Sunday, July 14, 2013

Dirty genomics and proteomics

The term "dirty genomics" is a new one to me as of this morning, but it is good name for something that is coming up all the time now:  how do we use this wealth of high throughput genomics data that keeps pouring down the pipeline?

Many of these sequences are incomplete and virtually all are annotated by algorithm only.  From what I've seen, these algorithms struggle with fitting the sequences into a specific template (like FASTA).  But they are undoubtedly very valuable.

For many organisms, these incomplete sequences are all that are available.  On top of that, I have heard from a number of researchers that supplementing the standard human FASTA databases with incomplete sequencing data from that particular cell line strain (or person) adds significant value to the proteomics data set.

The published information seems a bit limited at this point and appears to be limited to the microorganisms, but there is some out there, including this 2009 PlosOne article where they had success using an incomplete sequence.

I'm not going to introduce a solid opinion here, I need more data, but I really wanted to kick out this dirty genomics idea and the thought that this may be a resource we can use to improve our results.


  1. I agree in general to the idea of using genomics data (or transcriptomics) in a proteomics experiment.

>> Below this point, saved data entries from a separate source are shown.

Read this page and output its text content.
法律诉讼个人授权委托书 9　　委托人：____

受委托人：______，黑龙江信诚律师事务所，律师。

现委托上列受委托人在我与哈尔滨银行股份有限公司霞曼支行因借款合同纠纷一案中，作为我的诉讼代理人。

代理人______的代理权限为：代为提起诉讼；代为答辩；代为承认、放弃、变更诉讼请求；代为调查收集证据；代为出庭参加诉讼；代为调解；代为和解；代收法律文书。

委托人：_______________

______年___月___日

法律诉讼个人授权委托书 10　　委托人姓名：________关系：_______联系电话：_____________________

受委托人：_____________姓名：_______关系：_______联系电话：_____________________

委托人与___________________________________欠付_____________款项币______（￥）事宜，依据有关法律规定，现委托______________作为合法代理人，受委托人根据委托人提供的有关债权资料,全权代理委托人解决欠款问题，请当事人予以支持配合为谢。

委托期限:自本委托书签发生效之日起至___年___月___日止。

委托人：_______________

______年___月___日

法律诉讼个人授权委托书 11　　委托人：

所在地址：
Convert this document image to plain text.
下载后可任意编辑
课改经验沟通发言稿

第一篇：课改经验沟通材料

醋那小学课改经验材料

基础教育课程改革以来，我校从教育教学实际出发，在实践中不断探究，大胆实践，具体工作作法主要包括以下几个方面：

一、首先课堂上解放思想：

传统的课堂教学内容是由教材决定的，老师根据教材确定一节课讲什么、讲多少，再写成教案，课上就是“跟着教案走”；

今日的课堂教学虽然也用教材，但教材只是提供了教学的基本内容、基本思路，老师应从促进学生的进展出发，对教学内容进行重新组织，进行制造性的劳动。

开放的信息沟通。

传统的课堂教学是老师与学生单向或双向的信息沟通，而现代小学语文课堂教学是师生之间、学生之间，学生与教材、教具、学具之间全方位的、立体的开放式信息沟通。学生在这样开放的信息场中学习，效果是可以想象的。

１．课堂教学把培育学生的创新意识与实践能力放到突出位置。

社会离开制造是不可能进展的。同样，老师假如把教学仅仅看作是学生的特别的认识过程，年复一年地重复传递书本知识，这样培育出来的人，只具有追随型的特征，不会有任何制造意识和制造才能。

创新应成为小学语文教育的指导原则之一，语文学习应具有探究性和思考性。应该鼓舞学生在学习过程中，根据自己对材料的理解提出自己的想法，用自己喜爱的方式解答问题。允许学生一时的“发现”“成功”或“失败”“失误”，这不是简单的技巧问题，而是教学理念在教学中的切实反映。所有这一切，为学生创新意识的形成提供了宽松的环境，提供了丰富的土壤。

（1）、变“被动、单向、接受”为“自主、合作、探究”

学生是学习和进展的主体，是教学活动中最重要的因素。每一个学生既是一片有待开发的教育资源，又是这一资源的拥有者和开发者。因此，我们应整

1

That's very interesting, indeed. Have you already dig into proteogenomics?

  2. Celine,
    I have had to do this to a certain extent during my previous life as a malaria researcher. We were updating our FASTA databases with the newly sequenced environmental isolates very commonly and occasionally going back to re-mine our old data with the new sequences as they appeared. I've also helped some people with this. I think the next challenge will be developing a high throughput manner in which we merge these rapidly growing data sources.